Kimigayo, ou le Japon de l’extrème droite
Dimanche 22 février 2009 à 19:25Vous connaissez le Kimigayo ?
Il s’agit de l’hymne officiel du Japon qui a été adopté en 1999, en même temps que le Hinomaru, le drapeau japonais. Il s’agissait à l’origine d’un poème destiné à l’empereur :
Puisse votre règne
Durer mille ans,
Pour huit-mille générations,
Jusqu’à ce que les pierres
Deviennent roches
Recouvertes de mousse.
C’est aussi le plus court des hymnes nationaux.
Mais qu’est ce qu’il a à voir avec l’extrême droite ?
Eh bien déjà, il est diffusé lors des cérémonies officielles… dans les écoles.

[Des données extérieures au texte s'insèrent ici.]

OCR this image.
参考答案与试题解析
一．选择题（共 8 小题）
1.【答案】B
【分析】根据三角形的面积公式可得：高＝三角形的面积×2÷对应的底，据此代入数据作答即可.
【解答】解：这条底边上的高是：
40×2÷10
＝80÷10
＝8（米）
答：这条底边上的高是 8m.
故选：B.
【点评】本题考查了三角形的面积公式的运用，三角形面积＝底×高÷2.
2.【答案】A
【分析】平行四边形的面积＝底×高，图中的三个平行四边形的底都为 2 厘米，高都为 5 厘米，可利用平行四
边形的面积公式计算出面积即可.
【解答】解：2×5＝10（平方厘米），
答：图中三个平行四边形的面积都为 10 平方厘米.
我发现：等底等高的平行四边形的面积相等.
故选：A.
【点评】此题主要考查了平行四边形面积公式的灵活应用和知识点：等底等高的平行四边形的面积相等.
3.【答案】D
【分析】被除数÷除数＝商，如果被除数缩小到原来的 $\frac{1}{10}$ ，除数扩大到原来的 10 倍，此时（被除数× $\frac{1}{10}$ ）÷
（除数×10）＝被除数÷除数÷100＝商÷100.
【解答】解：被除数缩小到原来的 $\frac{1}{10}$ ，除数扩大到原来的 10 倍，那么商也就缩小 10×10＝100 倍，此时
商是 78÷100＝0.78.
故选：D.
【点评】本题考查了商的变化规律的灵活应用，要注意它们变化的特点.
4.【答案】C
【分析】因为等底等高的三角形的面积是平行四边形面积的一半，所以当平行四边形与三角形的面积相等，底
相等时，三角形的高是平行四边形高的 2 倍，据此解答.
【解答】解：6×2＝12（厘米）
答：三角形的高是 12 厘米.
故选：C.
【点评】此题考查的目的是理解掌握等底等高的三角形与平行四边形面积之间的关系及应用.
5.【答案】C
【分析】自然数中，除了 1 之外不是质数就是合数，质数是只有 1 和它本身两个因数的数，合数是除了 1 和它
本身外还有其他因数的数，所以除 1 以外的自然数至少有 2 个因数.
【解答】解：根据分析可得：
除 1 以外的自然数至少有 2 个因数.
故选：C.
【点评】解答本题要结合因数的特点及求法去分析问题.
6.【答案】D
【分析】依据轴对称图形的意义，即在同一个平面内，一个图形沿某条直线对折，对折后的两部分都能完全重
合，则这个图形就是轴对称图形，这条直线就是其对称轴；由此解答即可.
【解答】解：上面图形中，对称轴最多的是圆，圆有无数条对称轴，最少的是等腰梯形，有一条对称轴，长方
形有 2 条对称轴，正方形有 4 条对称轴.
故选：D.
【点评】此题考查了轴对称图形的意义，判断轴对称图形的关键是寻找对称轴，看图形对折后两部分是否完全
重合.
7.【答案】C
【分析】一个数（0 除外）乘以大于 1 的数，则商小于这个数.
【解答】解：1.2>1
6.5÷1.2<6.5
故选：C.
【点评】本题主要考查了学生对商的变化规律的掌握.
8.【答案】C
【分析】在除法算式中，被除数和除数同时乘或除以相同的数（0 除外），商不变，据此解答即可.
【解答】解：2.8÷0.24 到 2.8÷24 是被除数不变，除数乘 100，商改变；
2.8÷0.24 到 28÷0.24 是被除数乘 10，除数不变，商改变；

Mais ça ne s’arrête pas là : en 2003, le Comité d’instruction publique de Tokyo fait passer une directive obligeant les élèves et leurs enseignants à se mettre debout et chanter le Kimigayo. Les contrevenants s’exposent à des sanctions, comme la suppression d’une partie de leur salaire ou des mutations. Plusieurs centaines de professeurs en ont déjà fait les frais.
Manifestation contre la directive
Les enseignants trop tétus ont droit à des “stage de prevention contre la récidive”, des exclusions temporaires, puis définitive.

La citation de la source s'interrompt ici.